International charities that dispense food relief to the stricken and the poor have just awoken to the fact that the coming WTO round in Doha might abolish food aid as we know it, as a by-product of reducing agricultural subsidies. During the cold war, following a deal between the US department of agriculture (USDA), the state department and other agencies of the US government, large-scale food assistance was given to friendly states and client regimes, such as India, South Vietnam, Egypt and some central American countries. The deal was that a minor but reliable portion of America’s subsidised grain surplus would be shipped off as food aid to emergency relief, infant and school feeding and for “food for work” projects such as road-building in poor countries. Later, the UN world food programme (WFP) was conceived as a further international channel for these surpluses.

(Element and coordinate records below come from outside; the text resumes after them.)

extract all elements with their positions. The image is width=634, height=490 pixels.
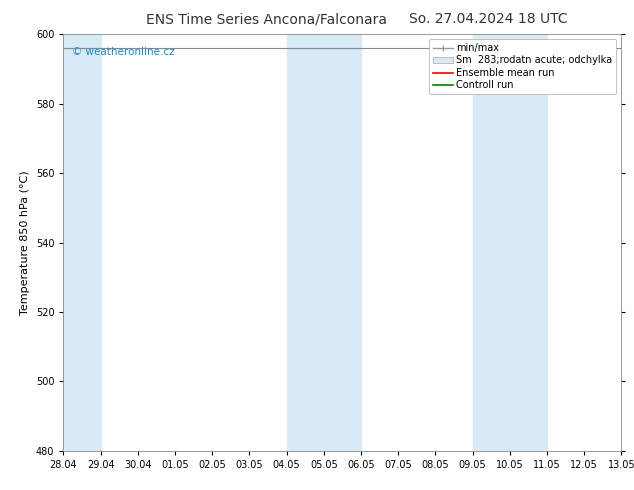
Text: So. 27.04.2024 18 UTC: So. 27.04.2024 18 UTC bbox=[409, 12, 567, 26]
Text: © weatheronline.cz: © weatheronline.cz bbox=[72, 47, 174, 57]
Bar bbox=[472, 34, 547, 451]
Y-axis label: Temperature 850 hPa (°C): Temperature 850 hPa (°C) bbox=[20, 170, 30, 315]
Bar bbox=[63, 34, 101, 451]
Legend: min/max, Sm  283;rodatn acute; odchylka, Ensemble mean run, Controll run: min/max, Sm 283;rodatn acute; odchylka, … bbox=[429, 39, 616, 94]
Text: ENS Time Series Ancona/Falconara: ENS Time Series Ancona/Falconara bbox=[146, 12, 387, 26]
Bar bbox=[287, 34, 361, 451]
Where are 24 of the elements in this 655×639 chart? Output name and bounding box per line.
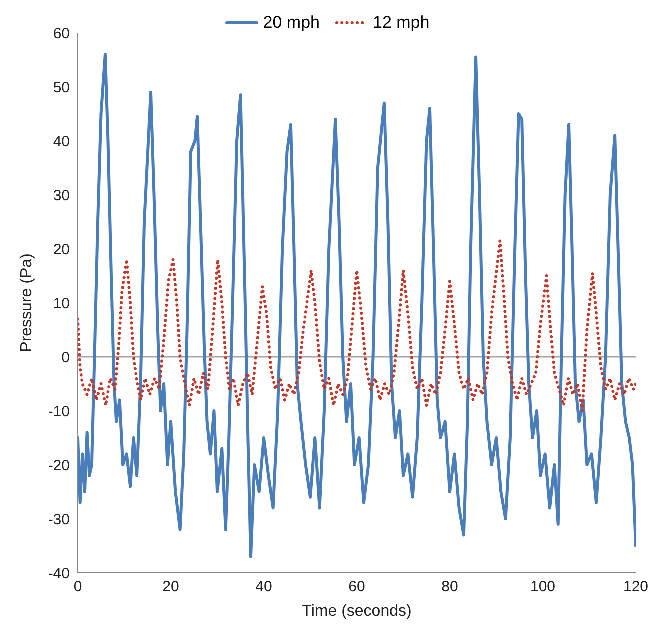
x-tick-label: 80 — [442, 578, 458, 596]
x-tick-label: 60 — [348, 578, 366, 596]
x-tick-label: 20 — [162, 578, 180, 596]
y-tick-label: 40 — [53, 133, 70, 150]
y-tick-label: 50 — [53, 79, 70, 96]
legend-label: 20 mph — [263, 13, 320, 33]
y-tick-label: 0 — [62, 349, 70, 366]
x-tick-label: 120 — [623, 578, 649, 596]
y-tick-label: -20 — [48, 457, 70, 474]
x-tick-label: 100 — [530, 578, 556, 596]
y-tick-label: -10 — [48, 403, 70, 420]
y-tick-label: 10 — [53, 295, 70, 312]
x-tick-label: 0 — [74, 578, 82, 596]
line-series — [78, 239, 636, 412]
y-tick-label: -30 — [48, 511, 70, 528]
y-tick-label: -40 — [48, 565, 70, 582]
y-tick-label: 30 — [53, 187, 70, 204]
legend-label: 12 mph — [373, 13, 430, 33]
y-tick-label: 60 — [53, 25, 70, 42]
y-tick-label: 20 — [53, 241, 70, 258]
x-tick-label: 40 — [256, 578, 272, 596]
y-axis-title: Pressure (Pa) — [18, 254, 36, 352]
line-series — [78, 53, 636, 558]
x-axis-title: Time (seconds) — [302, 603, 412, 620]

Fifty years on, much has changed. We know far more about how agricultural markets work in rich and poor countries, we are much more sceptical about the reasons for and impact of food aid, and more selective in where we send it (much more to emergencies, rather less to development projects). Now, after the cold war, little is left of government-to-government food shipments except modest aid to the likes of Uzbekistan. But the producer-NGO deal is still there, and it looks like an increasingly outdated subsidised niche, which assures US millers of a profitable market while the development NGOs lobby for public money to keep them milling. But now it seems that this steady flow of food for aid may be about to evaporate, and the emergency relief agencies are in a fret.

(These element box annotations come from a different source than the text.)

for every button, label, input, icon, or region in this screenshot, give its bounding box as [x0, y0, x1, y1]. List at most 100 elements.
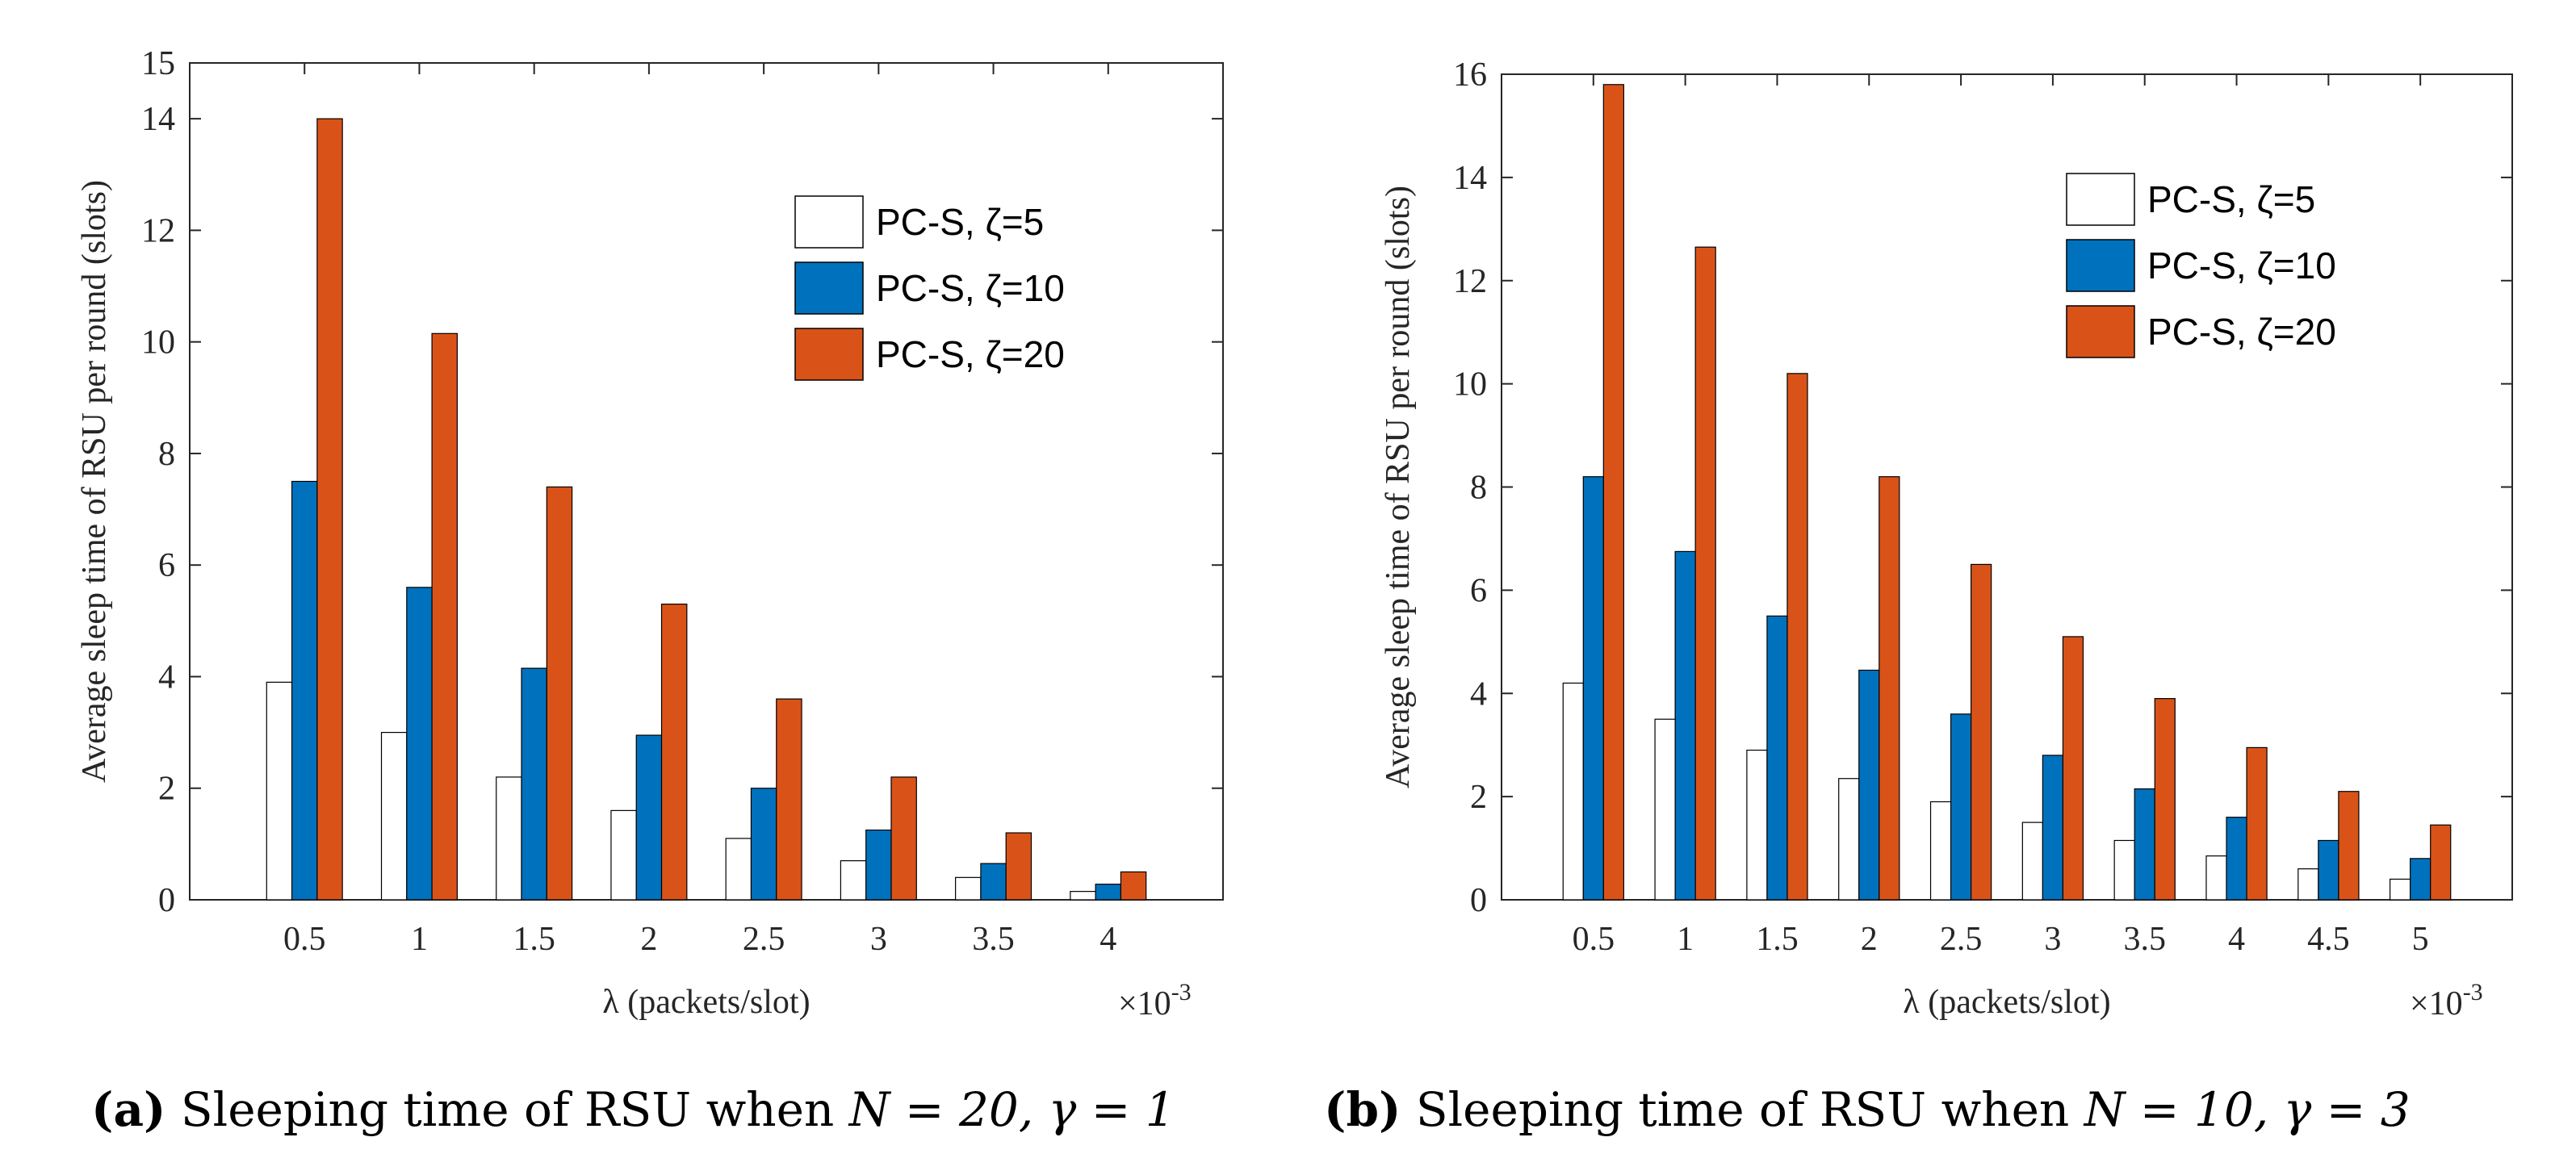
y-tick-label: 14 [141, 101, 175, 138]
x-tick-label: 1 [411, 921, 428, 958]
bar-b-s0-c2 [1746, 749, 1768, 901]
bar-b-s2-c7 [2246, 746, 2268, 901]
bar-b-s1-c9 [2410, 858, 2431, 901]
x-tick-label: 2.5 [743, 921, 785, 958]
bar-b-s1-c3 [1858, 669, 1880, 901]
bar-a-s2-c4 [776, 698, 802, 901]
x-tick-label: 4 [2228, 921, 2245, 958]
bar-b-s2-c5 [2062, 636, 2084, 901]
bar-b-s1-c4 [1950, 713, 1972, 901]
bar-a-s2-c2 [546, 486, 573, 901]
bar-b-s0-c1 [1654, 718, 1676, 901]
y-axis-label: Average sleep time of RSU per round (slo… [1380, 186, 1417, 788]
x-tick-label: 2 [640, 921, 657, 958]
y-tick-label: 4 [158, 659, 175, 696]
chart-a: 0 2 4 6 8 10 12 14 15 0.5 1 1.5 2 2.5 3 3.5 4 λ (packets/… [76, 45, 1224, 1022]
y-tick-label: 12 [141, 212, 175, 249]
y-tick-label: 12 [1453, 263, 1487, 300]
legend-swatch-1 [2066, 239, 2135, 292]
y-tick-label: 2 [1470, 779, 1487, 816]
bar-a-s2-c5 [890, 776, 917, 901]
bar-b-s2-c1 [1694, 246, 1716, 901]
bar-b-s1-c8 [2318, 839, 2339, 901]
bar-b-s1-c2 [1766, 615, 1788, 901]
bar-a-s2-c1 [431, 332, 458, 901]
bar-b-s2-c8 [2338, 791, 2360, 901]
bar-a-s0-c6 [955, 876, 982, 901]
bar-a-s2-c3 [660, 603, 688, 901]
legend-swatch-2 [2066, 305, 2135, 358]
legend-swatch-0 [2066, 173, 2135, 226]
bar-a-s0-c4 [725, 838, 752, 901]
bar-a-s1-c0 [291, 480, 318, 901]
bar-b-s2-c6 [2154, 698, 2176, 901]
bar-b-s2-c0 [1602, 84, 1624, 901]
legend-swatch-0 [794, 195, 864, 249]
bar-a-s2-c6 [1005, 832, 1032, 901]
bar-b-s0-c0 [1562, 682, 1584, 901]
bar-b-s1-c1 [1674, 550, 1696, 901]
y-tick-label: 0 [158, 882, 175, 919]
bar-b-s1-c5 [2042, 755, 2064, 901]
bar-b-s2-c2 [1786, 373, 1808, 901]
legend-label-0: PC-S, ζ=5 [2147, 178, 2315, 220]
bar-a-s0-c2 [496, 776, 522, 901]
y-tick-label: 6 [1470, 572, 1487, 609]
x-axis-label: λ (packets/slot) [1903, 984, 2110, 1021]
legend-swatch-2 [794, 328, 864, 381]
x-tick-label: 0.5 [283, 921, 326, 958]
y-tick-label: 8 [158, 436, 175, 473]
legend-label-1: PC-S, ζ=10 [2147, 245, 2336, 286]
bar-a-s0-c5 [840, 860, 867, 901]
bar-b-s0-c7 [2205, 855, 2227, 901]
bar-a-s0-c7 [1070, 891, 1096, 901]
bar-b-s2-c9 [2430, 824, 2452, 901]
y-tick-label: 8 [1470, 470, 1487, 507]
x-tick-label: 2.5 [1940, 921, 1983, 958]
bar-a-s0-c1 [380, 731, 408, 901]
y-tick-label: 15 [141, 45, 175, 82]
legend-swatch-1 [794, 261, 864, 315]
x-tick-label: 0.5 [1573, 921, 1615, 958]
x-axis-label: λ (packets/slot) [602, 984, 810, 1021]
y-tick-label: 10 [141, 324, 175, 362]
x-tick-label: 1 [1677, 921, 1694, 958]
bar-b-s1-c0 [1582, 476, 1604, 901]
bar-a-s2-c0 [316, 118, 343, 901]
bar-a-s1-c3 [635, 734, 663, 901]
y-tick-label: 10 [1453, 366, 1487, 403]
legend-label-0: PC-S, ζ=5 [876, 201, 1044, 243]
bar-b-s0-c6 [2113, 839, 2135, 901]
x-tick-label: 3.5 [2123, 921, 2166, 958]
bar-b-s1-c6 [2134, 788, 2155, 901]
bar-a-s1-c1 [406, 587, 433, 901]
caption-b: (b) Sleeping time of RSU when N = 10, γ … [1324, 1082, 2411, 1137]
x-tick-label: 1.5 [1756, 921, 1799, 958]
bar-b-s1-c7 [2226, 817, 2247, 901]
y-tick-label: 0 [1470, 882, 1487, 919]
caption-a: (a) Sleeping time of RSU when N = 20, γ … [91, 1082, 1175, 1137]
plot-frame [1501, 73, 2513, 901]
bar-a-s2-c7 [1120, 871, 1147, 901]
x-tick-label: 3 [2044, 921, 2061, 958]
bar-b-s0-c8 [2297, 868, 2319, 901]
x-tick-label: 4 [1100, 921, 1116, 958]
bar-a-s1-c2 [521, 667, 547, 901]
bar-a-s1-c7 [1095, 884, 1122, 901]
bar-b-s0-c9 [2390, 878, 2411, 901]
bar-b-s2-c4 [1971, 563, 1992, 901]
x-tick-label: 3.5 [972, 921, 1015, 958]
legend: PC-S, ζ=5 PC-S, ζ=10 PC-S, ζ=20 [2066, 173, 2336, 358]
bar-a-s1-c4 [750, 788, 777, 901]
legend: PC-S, ζ=5 PC-S, ζ=10 PC-S, ζ=20 [794, 195, 1065, 381]
legend-label-2: PC-S, ζ=20 [2147, 311, 2336, 353]
bar-b-s0-c4 [1929, 801, 1952, 901]
bar-a-s1-c5 [865, 829, 892, 901]
legend-label-1: PC-S, ζ=10 [876, 267, 1065, 309]
bar-a-s0-c0 [266, 681, 293, 901]
y-tick-label: 16 [1453, 56, 1487, 94]
x-exponent: ×10-3 [2410, 979, 2483, 1022]
x-tick-label: 1.5 [513, 921, 555, 958]
x-tick-label: 3 [870, 921, 887, 958]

They shouldn’t be. For years, agencies like Oxfam have been campaigning for reform on the grounds that agricultural subsidies and trade preferences in the rich world have been harming poor-country producers. There is a host of examples of how cotton growers in Zambia, cattle herders in Mali and others have been left destitute because they simply can’t compete with subsidised rich country agriculture. Now the anomaly—whereby one part of the international charity industry advocates stopping agricultural subsidies, while another part depends on them for its business—may soon be over. In Europe, the link between food aid and surplus disposal has already been broken. The changes in North America will—if they occur—be phased in over several years, but will be momentous nonetheless.